E. Washburn Hopkins notably argued for the lateness of the Virāṭaparvan, using linguistic and thematic cues to highlight inconsistencies with earlier narrative structures. These include the abrupt insertion of the Durga hymn and the portrayal of Arjuna as both youthful and yet retrospectively experienced, as indicated by the improbable timeline associated with his weaponry.
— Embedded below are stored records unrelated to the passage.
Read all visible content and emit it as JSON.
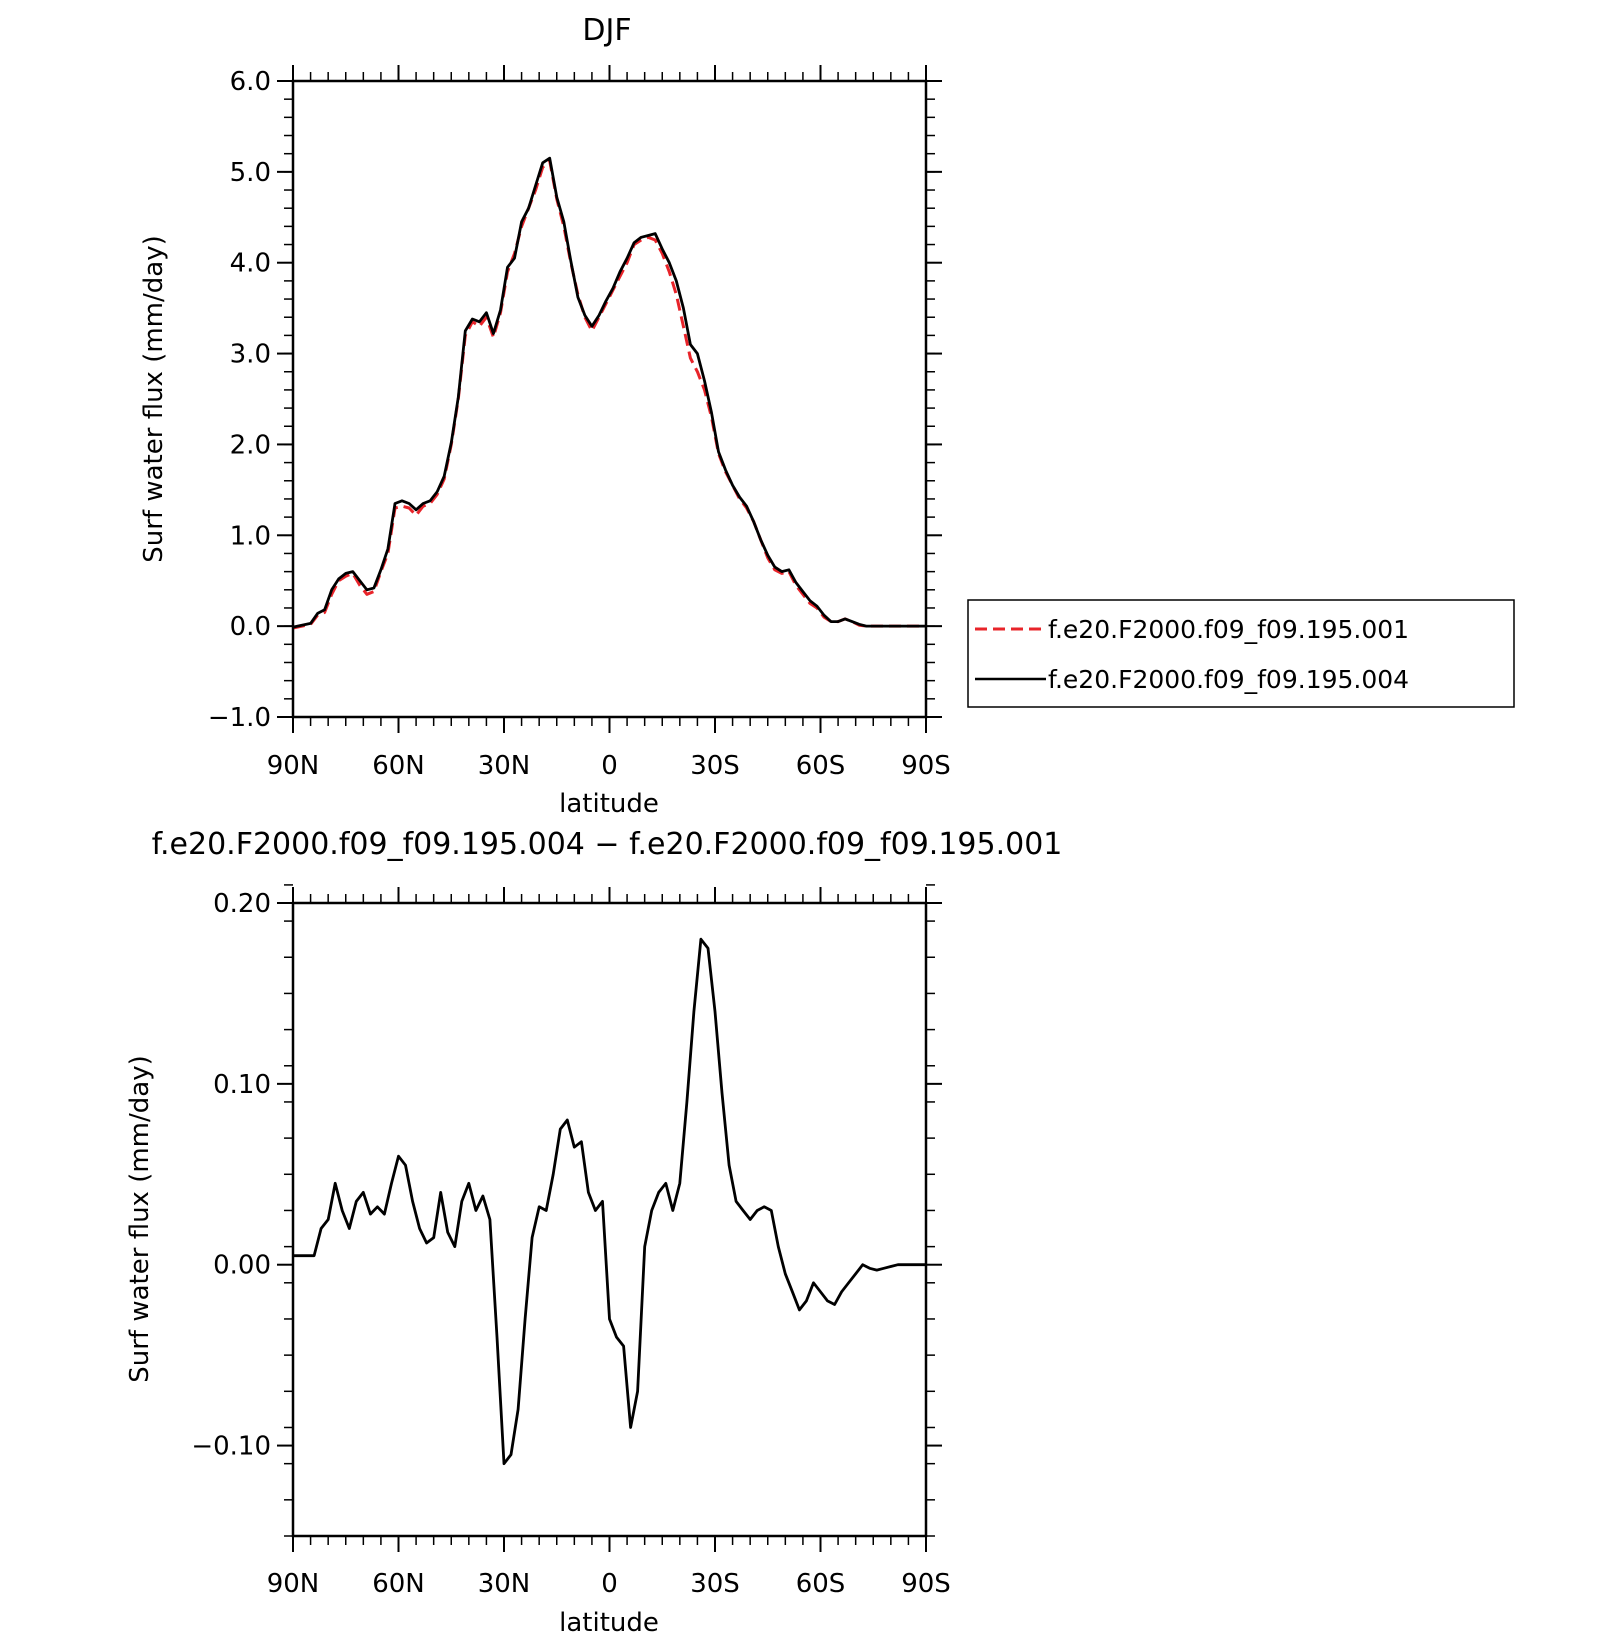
{
  "chart_data": [
    {
      "type": "line",
      "title": "DJF",
      "xlabel": "latitude",
      "ylabel": "Surf water flux (mm/day)",
      "xlim": [
        90,
        -90
      ],
      "ylim": [
        -1.0,
        6.0
      ],
      "xticks": [
        {
          "value": 90,
          "label": "90N"
        },
        {
          "value": 60,
          "label": "60N"
        },
        {
          "value": 30,
          "label": "30N"
        },
        {
          "value": 0,
          "label": "0"
        },
        {
          "value": -30,
          "label": "30S"
        },
        {
          "value": -60,
          "label": "60S"
        },
        {
          "value": -90,
          "label": "90S"
        }
      ],
      "yticks": [
        {
          "value": 6.0,
          "label": "6.0"
        },
        {
          "value": 5.0,
          "label": "5.0"
        },
        {
          "value": 4.0,
          "label": "4.0"
        },
        {
          "value": 3.0,
          "label": "3.0"
        },
        {
          "value": 2.0,
          "label": "2.0"
        },
        {
          "value": 1.0,
          "label": "1.0"
        },
        {
          "value": 0.0,
          "label": "0.0"
        },
        {
          "value": -1.0,
          "label": "−1.0"
        }
      ],
      "legend_position": "right",
      "series": [
        {
          "name": "f.e20.F2000.f09_f09.195.001",
          "color": "#e8242a",
          "dash": "dashed",
          "x": [
            90,
            85,
            83,
            81,
            79,
            77,
            75,
            73,
            71,
            69,
            67,
            65,
            63,
            61,
            59,
            57,
            55,
            53,
            51,
            49,
            47,
            45,
            43,
            41,
            39,
            37,
            35,
            33,
            31,
            29,
            27,
            25,
            23,
            21,
            19,
            17,
            15,
            13,
            11,
            9,
            7,
            5,
            3,
            1,
            -1,
            -3,
            -5,
            -7,
            -9,
            -11,
            -13,
            -15,
            -17,
            -19,
            -21,
            -23,
            -25,
            -27,
            -29,
            -31,
            -33,
            -35,
            -37,
            -39,
            -41,
            -43,
            -45,
            -47,
            -49,
            -51,
            -53,
            -55,
            -57,
            -59,
            -61,
            -63,
            -65,
            -67,
            -69,
            -71,
            -73,
            -75,
            -77,
            -79,
            -81,
            -83,
            -85,
            -87,
            -89,
            -90
          ],
          "y": [
            -0.02,
            0.02,
            0.12,
            0.15,
            0.35,
            0.5,
            0.55,
            0.58,
            0.45,
            0.35,
            0.38,
            0.6,
            0.8,
            1.3,
            1.32,
            1.3,
            1.22,
            1.32,
            1.35,
            1.45,
            1.62,
            2.0,
            2.5,
            3.2,
            3.35,
            3.3,
            3.4,
            3.18,
            3.45,
            3.9,
            4.1,
            4.4,
            4.6,
            4.8,
            5.05,
            5.12,
            4.7,
            4.4,
            4.0,
            3.65,
            3.4,
            3.25,
            3.4,
            3.55,
            3.7,
            3.85,
            4.0,
            4.2,
            4.25,
            4.28,
            4.25,
            4.1,
            3.9,
            3.65,
            3.3,
            2.95,
            2.8,
            2.6,
            2.3,
            1.9,
            1.7,
            1.55,
            1.4,
            1.3,
            1.15,
            0.95,
            0.75,
            0.62,
            0.58,
            0.6,
            0.45,
            0.35,
            0.25,
            0.2,
            0.1,
            0.05,
            0.05,
            0.08,
            0.05,
            0.01,
            0.0,
            0.0,
            0.0,
            0.0,
            0.0,
            0.0,
            0.0,
            0.0,
            0.0,
            0.0
          ]
        },
        {
          "name": "f.e20.F2000.f09_f09.195.004",
          "color": "#000000",
          "dash": "solid",
          "x": [
            90,
            85,
            83,
            81,
            79,
            77,
            75,
            73,
            71,
            69,
            67,
            65,
            63,
            61,
            59,
            57,
            55,
            53,
            51,
            49,
            47,
            45,
            43,
            41,
            39,
            37,
            35,
            33,
            31,
            29,
            27,
            25,
            23,
            21,
            19,
            17,
            15,
            13,
            11,
            9,
            7,
            5,
            3,
            1,
            -1,
            -3,
            -5,
            -7,
            -9,
            -11,
            -13,
            -15,
            -17,
            -19,
            -21,
            -23,
            -25,
            -27,
            -29,
            -31,
            -33,
            -35,
            -37,
            -39,
            -41,
            -43,
            -45,
            -47,
            -49,
            -51,
            -53,
            -55,
            -57,
            -59,
            -61,
            -63,
            -65,
            -67,
            -69,
            -71,
            -73,
            -75,
            -77,
            -79,
            -81,
            -83,
            -85,
            -87,
            -89,
            -90
          ],
          "y": [
            -0.01,
            0.03,
            0.14,
            0.18,
            0.4,
            0.52,
            0.58,
            0.6,
            0.5,
            0.4,
            0.42,
            0.62,
            0.85,
            1.35,
            1.38,
            1.35,
            1.28,
            1.35,
            1.38,
            1.48,
            1.65,
            2.02,
            2.52,
            3.25,
            3.38,
            3.35,
            3.45,
            3.22,
            3.48,
            3.95,
            4.05,
            4.45,
            4.6,
            4.85,
            5.1,
            5.15,
            4.72,
            4.45,
            4.02,
            3.62,
            3.42,
            3.3,
            3.42,
            3.58,
            3.72,
            3.9,
            4.05,
            4.22,
            4.28,
            4.3,
            4.32,
            4.15,
            4.0,
            3.8,
            3.5,
            3.1,
            3.0,
            2.7,
            2.35,
            1.92,
            1.72,
            1.55,
            1.42,
            1.32,
            1.15,
            0.95,
            0.78,
            0.65,
            0.6,
            0.62,
            0.48,
            0.38,
            0.28,
            0.22,
            0.12,
            0.05,
            0.05,
            0.08,
            0.05,
            0.02,
            0.0,
            0.0,
            0.0,
            0.0,
            0.0,
            0.0,
            0.0,
            0.0,
            0.0,
            0.0
          ]
        }
      ]
    },
    {
      "type": "line",
      "title": "f.e20.F2000.f09_f09.195.004 − f.e20.F2000.f09_f09.195.001",
      "xlabel": "latitude",
      "ylabel": "Surf water flux (mm/day)",
      "xlim": [
        90,
        -90
      ],
      "ylim": [
        -0.15,
        0.2
      ],
      "xticks": [
        {
          "value": 90,
          "label": "90N"
        },
        {
          "value": 60,
          "label": "60N"
        },
        {
          "value": 30,
          "label": "30N"
        },
        {
          "value": 0,
          "label": "0"
        },
        {
          "value": -30,
          "label": "30S"
        },
        {
          "value": -60,
          "label": "60S"
        },
        {
          "value": -90,
          "label": "90S"
        }
      ],
      "yticks": [
        {
          "value": 0.2,
          "label": "0.20"
        },
        {
          "value": 0.1,
          "label": "0.10"
        },
        {
          "value": 0.0,
          "label": "0.00"
        },
        {
          "value": -0.1,
          "label": "−0.10"
        }
      ],
      "series": [
        {
          "color": "#000000",
          "dash": "solid",
          "x": [
            90,
            88,
            86,
            84,
            82,
            80,
            78,
            76,
            74,
            72,
            70,
            68,
            66,
            64,
            62,
            60,
            58,
            56,
            54,
            52,
            50,
            48,
            46,
            44,
            42,
            40,
            38,
            36,
            34,
            32,
            30,
            28,
            26,
            24,
            22,
            20,
            18,
            16,
            14,
            12,
            10,
            8,
            6,
            4,
            2,
            0,
            -2,
            -4,
            -6,
            -8,
            -10,
            -12,
            -14,
            -16,
            -18,
            -20,
            -22,
            -24,
            -26,
            -28,
            -30,
            -32,
            -34,
            -36,
            -38,
            -40,
            -42,
            -44,
            -46,
            -48,
            -50,
            -52,
            -54,
            -56,
            -58,
            -60,
            -62,
            -64,
            -66,
            -68,
            -70,
            -72,
            -74,
            -76,
            -78,
            -80,
            -82,
            -84,
            -86,
            -88,
            -90
          ],
          "y": [
            0.005,
            0.005,
            0.005,
            0.005,
            0.02,
            0.025,
            0.045,
            0.03,
            0.02,
            0.035,
            0.04,
            0.028,
            0.032,
            0.028,
            0.045,
            0.06,
            0.055,
            0.035,
            0.02,
            0.012,
            0.015,
            0.04,
            0.018,
            0.01,
            0.035,
            0.045,
            0.03,
            0.038,
            0.025,
            -0.04,
            -0.11,
            -0.105,
            -0.08,
            -0.03,
            0.015,
            0.032,
            0.03,
            0.05,
            0.075,
            0.08,
            0.065,
            0.068,
            0.04,
            0.03,
            0.035,
            -0.03,
            -0.04,
            -0.045,
            -0.09,
            -0.07,
            0.01,
            0.03,
            0.04,
            0.045,
            0.03,
            0.045,
            0.09,
            0.14,
            0.18,
            0.175,
            0.14,
            0.095,
            0.055,
            0.035,
            0.03,
            0.025,
            0.03,
            0.032,
            0.03,
            0.01,
            -0.005,
            -0.015,
            -0.025,
            -0.02,
            -0.01,
            -0.015,
            -0.02,
            -0.022,
            -0.015,
            -0.01,
            -0.005,
            0.0,
            -0.002,
            -0.003,
            -0.002,
            -0.001,
            0.0,
            0.0,
            0.0,
            0.0,
            0.0
          ]
        }
      ]
    }
  ]
}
In engaging with such assessments, J. A. B. van Buitenen offered a more moderated view. While he acknowledged the likelihood that The Book of Virata is a later development, he questioned the methodology of outright rejection of interpolations. Van Buitenen proposed that additions like the Ajnatavasa episode may have originated organically from narrative gaps in earlier material—such as the unexplained presence of the Pandavas in Matsya—and thus represent narrative expansions rather than arbitrary insertions. Moreover, he suggested that Virata fulfills a symbolic and structural role within the epic. Its emphasis on disguise, role reversal, and festivity evokes cultural themes associated with the seasonal transition at the month of Phalguni. In this light, Ajnatavasa functions as a pivot between the end of exile and the onset of war, reinforcing the epic’s broader themes of transformation and continuity.